課題解決型FPの保険相談② 「生命保険の掛け金(保険料)はいくらぐらいが適正ですか?」という相談事例

保険見直しや家計相談の中で多い質問が、生命保険の保険料(掛け金)についての「皆さんどうされているんですか?」「平均的にはどれくらいなのでしょうか?」「いくらぐらいが適正なのでしょうか?」という問いかけである。ご存じの方も多いと思うが、そもそも生命保険には解約返戻金という「積立部分」が存在しており、資産形成のツールでもあるため、明確に答えることはとても難しくなる。さらに言えば働き方や年収、資産の状況、家族構成によって必要な保険も異なってくる。ただし、FPとしての一定の条件をつけて家計の健全性の指標として基準は設けている。

 条件と基準は「一定規模以上の企業に勤めている会社員、もしくは公務員」の家庭で、「掛捨て」部分が世帯年収の1%以内、としている。

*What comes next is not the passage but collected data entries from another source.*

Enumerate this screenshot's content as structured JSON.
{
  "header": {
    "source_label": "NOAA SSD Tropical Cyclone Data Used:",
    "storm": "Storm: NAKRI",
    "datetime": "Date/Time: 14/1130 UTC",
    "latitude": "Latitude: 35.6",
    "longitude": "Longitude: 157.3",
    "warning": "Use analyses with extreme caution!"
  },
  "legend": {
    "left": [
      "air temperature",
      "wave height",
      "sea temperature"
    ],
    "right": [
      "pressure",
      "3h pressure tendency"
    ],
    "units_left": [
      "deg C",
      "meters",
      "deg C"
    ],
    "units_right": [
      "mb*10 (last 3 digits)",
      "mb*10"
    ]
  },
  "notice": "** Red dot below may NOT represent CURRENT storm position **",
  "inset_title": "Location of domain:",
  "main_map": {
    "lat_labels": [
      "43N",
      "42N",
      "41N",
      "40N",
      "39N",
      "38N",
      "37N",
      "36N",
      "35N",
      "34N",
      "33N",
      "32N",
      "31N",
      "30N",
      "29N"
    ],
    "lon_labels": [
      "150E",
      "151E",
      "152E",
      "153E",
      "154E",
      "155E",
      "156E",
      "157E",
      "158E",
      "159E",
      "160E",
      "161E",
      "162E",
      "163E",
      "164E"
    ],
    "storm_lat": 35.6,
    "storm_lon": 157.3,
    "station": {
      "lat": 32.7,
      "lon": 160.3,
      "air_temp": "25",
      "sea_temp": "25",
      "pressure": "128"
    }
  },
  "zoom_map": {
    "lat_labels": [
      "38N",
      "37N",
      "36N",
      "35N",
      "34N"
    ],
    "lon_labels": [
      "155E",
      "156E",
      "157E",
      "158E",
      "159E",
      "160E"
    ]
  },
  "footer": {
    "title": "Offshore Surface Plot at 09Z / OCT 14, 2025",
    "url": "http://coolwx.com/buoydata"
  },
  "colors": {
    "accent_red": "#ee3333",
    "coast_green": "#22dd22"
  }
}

 まず、大切な考え方として生命保険(医療保険・がん保険なども含む)は購入して楽しんだり消費すること自体が「目的」となる「商品」ではなく、あくまでリスクマネジメント上の「手段」でしかない、ということである。しごく当然のことだが、保険に加入していれば病気にならない、というものではなく、健康上の問題で「経済的に困った時に」「お金を受け取って経済的な問題を解消もしくは軽減する」という存在でしかない。  であれば、そもそも何かあった時の経済的ダメージがどの程度か、という観点から、その家庭を経済的に支えている「世帯年収」がまず、基準となる。保険種類は多種多様あり保障内容から1%の根拠を説明するのは難しいが、掛捨ての保険料と貯蓄の観点から見てみると分かりやすい。  仮に世帯年収が500万円であれば1%は年間5万円(月4170円)の掛け金となり、働きざかりの40年間で200万円の保険料となる。さらに世帯年収1000万円であれば400万円の保険料になる。では、仮に保険料がゼロでその分を貯蓄に回せていれば、資産がその分増えることになり、経済的なリスク耐性が強くなっている、ということになる。  そして、その間に健康上の理由で経済的ダメージがその累計保険料を超えることがあるか、というと公的な保険(健康保険・雇用保険・公的年金)があれば、死亡や就労不能以外では、その可能性は限りなくゼロに近い。そして、確かに死亡や就労不能時の経済的ダメージはかなり大きいが、その部分に特化した保険であれば掛捨てなら1%以内に十分収まることが多い。  もちろん、上記は家計支出の健全性の目標値でしかないので、実際の保険の中身は収入や働き方、家族構成によって大きくことなるので、是非ライフプランニングによる分析をして、家計の適正な保険料と、過不足ない適切な保障を持つことをFPとしては推奨させて頂きたい。

(補足:私が述べたことはあくまで数字上の論理的な話であり、「保険は安心を買うもの」という心理的な作用を否定している訳ではないので、その点は個々人の価値観次第、ということは追記しておきたい。)